Como corresponde a un régimen inconcluso, La Familia Pujol... es un texto inacabado al que, desde su publicación, la actualidad ha ido incorporando adendas. Sirva como ejemplo el pasaje dedicado a Marta Pujol Ferrusola, de profesión arquitecta, y que refiere el sinnúmero de obras públicas que, a lo largo de su vida laboral, le han sido encomendadas, así como el hecho de que hubiera trabajado con relativa frecuencia para el Ayuntamiento de Sant Vicenç de Montalt.

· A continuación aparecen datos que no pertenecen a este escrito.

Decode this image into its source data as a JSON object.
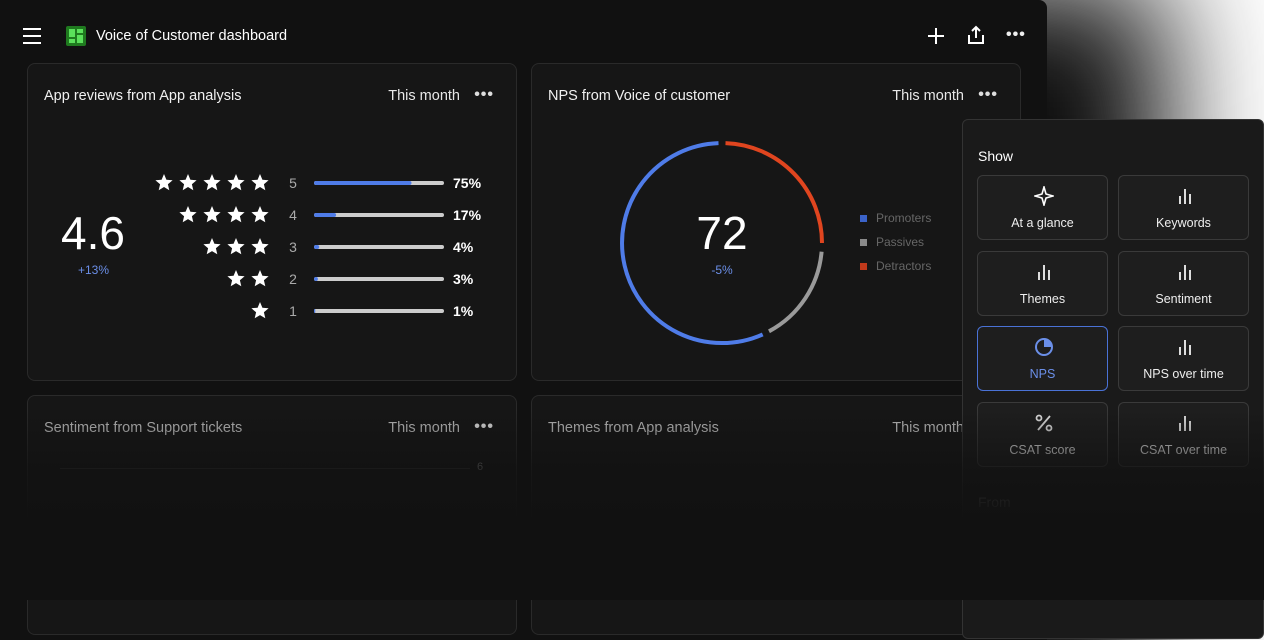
{
  "header": {
    "title": "Voice of Customer dashboard"
  },
  "cards": [
    {
      "title": "App reviews from App analysis",
      "period": "This month",
      "score": "4.6",
      "change": "+13%",
      "ratings": [
        {
          "stars": 5,
          "value": 75,
          "label": "75%"
        },
        {
          "stars": 4,
          "value": 17,
          "label": "17%"
        },
        {
          "stars": 3,
          "value": 4,
          "label": "4%"
        },
        {
          "stars": 2,
          "value": 3,
          "label": "3%"
        },
        {
          "stars": 1,
          "value": 1,
          "label": "1%"
        }
      ]
    },
    {
      "title": "NPS from Voice of customer",
      "period": "This month",
      "score": "72",
      "change": "-5%",
      "legend": [
        "Promoters",
        "Passives",
        "Detractors"
      ]
    },
    {
      "title": "Sentiment from Support tickets",
      "period": "This month",
      "axis_tick": "6"
    },
    {
      "title": "Themes from App analysis",
      "period": "This month"
    }
  ],
  "panel": {
    "heading": "Show",
    "options": [
      {
        "label": "At a glance"
      },
      {
        "label": "Keywords"
      },
      {
        "label": "Themes"
      },
      {
        "label": "Sentiment"
      },
      {
        "label": "NPS",
        "selected": true
      },
      {
        "label": "NPS over time"
      },
      {
        "label": "CSAT score"
      },
      {
        "label": "CSAT over time"
      }
    ],
    "footer": "From"
  }
}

Pues bien, hace 10 días se supo que, desde 1996, Marta, segunda de los vástagos de los Pujol Ferrusola, ocupa en Sant Vicenç de Montalt plaza de funcionaria técnica superior de ingeniería sin haber pasado por proceso de selección alguno. Ítem más: por echar unas horillas en su despacho (no más de 9 semanales), cobra 2.264 euros al mes. Lo que viene siendo, salvando las distancias, una errejonada.

Vara y Planas no sólo retratan a padres e hijos (tómese el verbo retratar en su sentido más quevediano). El término familia remite, además de a la consanguinidad, a los lazos que impone la omertà, a esa rijosa maraña de servidumbres que brindó episodios como el del 3%. Así, por las páginas de La Familia Pujol... desfilan adláteres como Macià Alavedra, Antoni Subirà (éste sí, casi cuñado), Manuel Cuyàs, Pilar Rahola, la bruja Adelina o Lluís Prenafeta (del que se dice que, por su afición a la buena mesa y su retórica de comercial de paños, embelesó a "jóvenes periodistas" de la época, en clara alusión a la precocidad de Salvador Sostres).

Por lo demás, la prueba del algodón de que estamos ante un prolijo e informado who's who catalán es la mención de John Rosillo, empresario hispano-estadounidense condenado por fraude fiscal multimillonario y con el que Josep Pujol Ferrusola hizio negocios en Panamá. El reportaje aparecido en el New Yorker que citan los autores lo firmó nada menos que Jon Lee Anderson, y figura en la antología El dictador, los demonios y otras crónicas:

Empezaba a sentir un poco de compasión por aquel hombre, pero entonces me presentó a dos individuos que según él eran "importantes inversores españoles", y no pude menos de preguntarme por el criterio de Barretta. (...) Los dos españoles eran el señor Rosillo, un sujeto gordo, impetuoso y vestido con una chillona chaqueta dorada, y el señor Pujol, bajo, enjuto y de más discreta vestimenta. Barletta los trataba como a auténticas personalidades y había puesto a su disposición un helicóptero para que vieran las propiedades disponibles. Los españoles se sentían claramente incómodos por mi presencia y Barletta abrevió nuestro encuentro. Luego me explicó que el señor Rosillo era un rico empresario hispano-estadounidense, un financiero internacional al que le entusiasmaba la idea de invertir en Panamá. El señor Pujol era una "figura de relieve" en el mundo español de la construcción y solía trabajar con Rosillo en "proyectos internacionales a gran escala". No tardé en saber que los dos, que en realidad eran catalanes, se habían sentido nerviosos mientras yo había estado presente. Resulta que el señor Pujol era Josep Pujol, hijo de Jordi Pujol, presidente del Gobierno autonómico de Cataluña y personaje influyente en la política española. El señor Rosillo, el amigo y socio de Pujol, era ni más ni menos que Juan Manuel Rosillo, o John Rosillo, a la sazón en libertad bajo fianza y en espera de sentencia por un fraude fiscal multimillonario, relacionado con la propiedad inmobiliaria, cometido en España años antes. Poco después de verlo yo en Panamá la Audiencia de Barcelona lo condenó a seis años y medio de prisión, pero apeló y lo último que supe fue que aún seguía en libertad.

Lo extraordinario de La Familia Pujol..., en cierto modo, es que no presente grandes novedades. O lo que es lo mismo: que todo, en efecto, se supiera.

Pablo Planas y J. A. Vara, La Familia Pujol Corporation, Stella Maris, Barcelona, 2014, 270 páginas.